陳逍本來以為自己已經盡量平靜了。幾個電話沒有打通之後,終於還是忍不住有些煩躁。拔掉手背上針頭的時候沒控制好力度,血往外溢了一下,有點兒疼。巡查的護士正好路過病房,看到這一幕,忍不住又嘮叨起來,「怎麼又自己拔了?你還想不想好了?」

「沒事兒,我覺得好了。」

「不行,好沒好你自己能說了算,還要醫院幹嗎?」小護士不依不饒,又催著他躺下,重新給他把針扎上,千叮嚀萬囑咐,讓他無論如何堅持把液輸完了才行。

陳逍答應了好幾遍,她才將信將疑地走了。

手機拿在手上,半晌沒有動靜。

陳逍閉著眼,手背貼著額頭,感覺額頭的溫度已經不像前兩天那麼燙了。

門外的小護士們嘰嘰喳喳。

「呦,怎麼你也從那個病房出來?半小時前我才見小孟去過,你們這兩天可夠勤的呀。」

「勤快都有人說,還有沒有天理了。」

「哪有在說你?是不是看上了二十四號病房的帥哥了?我看不錯,長得斯文,說話也客氣,不過身份證上不是本地人,可能只是來這邊出差的。」

「要死啊你,看這麼詳細,是要討來做老公麼?」

「我是不惦記了,不是看你們都喜歡麼?」聲調愈發高起來。

一句話就說得才畢業沒多久的小護士紅了臉頰,忙去捂她的嘴,「你小點聲會死啊!哪個說過喜歡了?少胡說八道。」

那人卻越不讓說越叫喚,「臉都紅了,還說不喜歡。」

說著,也有別的護士從樓道走過,也說笑起來。小護士愈發不好意思,幾人打打鬧鬧,忽然有個人說:「害羞什麼呀,這兩天也不見人來看他,電話也不打一個,不像有女朋友呢,去問問怕什麼。」

旁邊的人也都「就是就是」的瞎起哄。小護士推拒不及,被一群人搡進了病房去。

陳逍已聽到了些外頭吵嚷的話。

小護士措手不及地進來,早就羞紅了臉,傻站著,也不好意思開口,慌慌張張就要跑出去,卻聽病床上的男子開口叫住她,「等一下,幫我把針拔了吧。

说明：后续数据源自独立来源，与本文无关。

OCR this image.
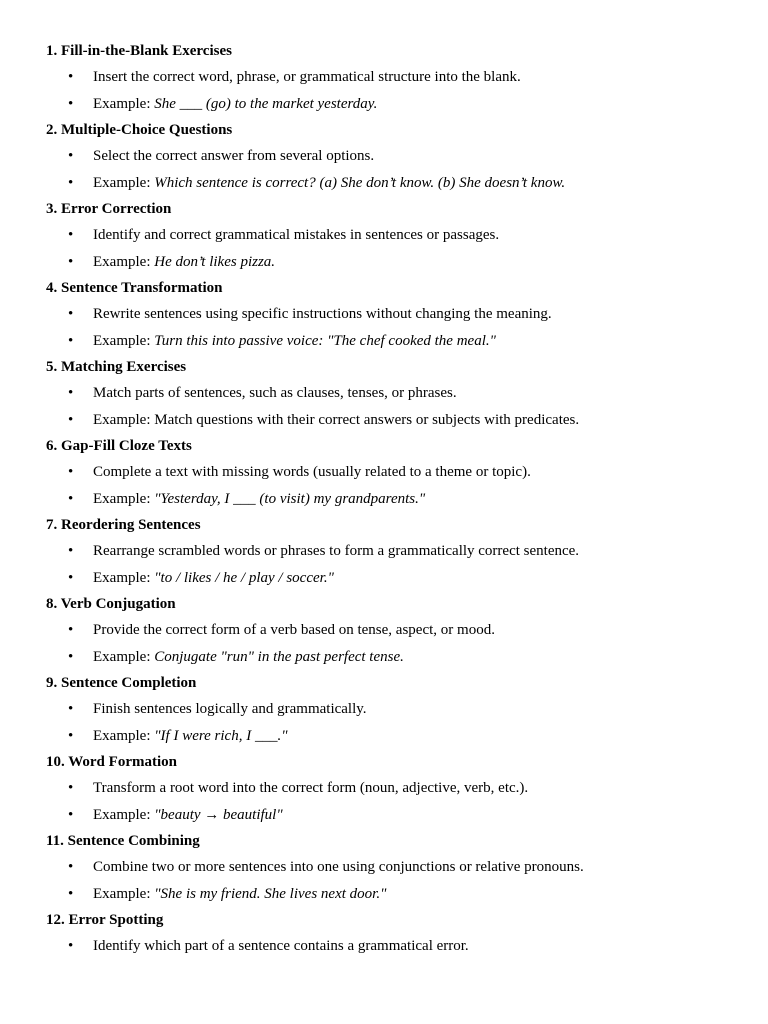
1. Fill-in-the-Blank Exercises
• Insert the correct word, phrase, or grammatical structure into the blank.
• Example: She ___ (go) to the market yesterday.
2. Multiple-Choice Questions
• Select the correct answer from several options.
• Example: Which sentence is correct? (a) She don’t know. (b) She doesn’t know.
3. Error Correction
• Identify and correct grammatical mistakes in sentences or passages.
• Example: He don’t likes pizza.
4. Sentence Transformation
• Rewrite sentences using specific instructions without changing the meaning.
• Example: Turn this into passive voice: "The chef cooked the meal."
5. Matching Exercises
• Match parts of sentences, such as clauses, tenses, or phrases.
• Example: Match questions with their correct answers or subjects with predicates.
6. Gap-Fill Cloze Texts
• Complete a text with missing words (usually related to a theme or topic).
• Example: "Yesterday, I ___ (to visit) my grandparents."
7. Reordering Sentences
• Rearrange scrambled words or phrases to form a grammatically correct sentence.
• Example: "to / likes / he / play / soccer."
8. Verb Conjugation
• Provide the correct form of a verb based on tense, aspect, or mood.
• Example: Conjugate "run" in the past perfect tense.
9. Sentence Completion
• Finish sentences logically and grammatically.
• Example: "If I were rich, I ___."
10. Word Formation
• Transform a root word into the correct form (noun, adjective, verb, etc.).
• Example: "beauty → beautiful"
11. Sentence Combining
• Combine two or more sentences into one using conjunctions or relative pronouns.
• Example: "She is my friend. She lives next door."
12. Error Spotting
• Identify which part of a sentence contains a grammatical error.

」

「怎麼又不輸液了?燒還沒退呢。」那護士本已跑到門口,聞言停住了腳,回頭看了下藥瓶,才滴了一半不到,她眉頭不由得蹙了起來。醫生給開了五天的量,這位病號可好,沒一次是好好輸完的。燒還沒退,這就又想著法兒的要走了。

「生病可沒有你這樣的,拿自己的身體不當回事兒,仗著年輕覺得能扛過去,老了可都是病……」小護士有些囉唆地念叨著,又顯得太過關切,臉有些微紅。

「我知道。」陳逍說,卻仍是堅持,「拔了吧。」

「你有親人在本地麼?」

「沒有。」

「你一個人出門在外,怎麼也不知道自己照顧自己呢?颱風天兒淋了雨不算,現在,你發著燒又帶著炎症,不消炎的話燒是退不掉的,要是……」小護士話沒說完,陳逍已經自己把針頭拔出來了。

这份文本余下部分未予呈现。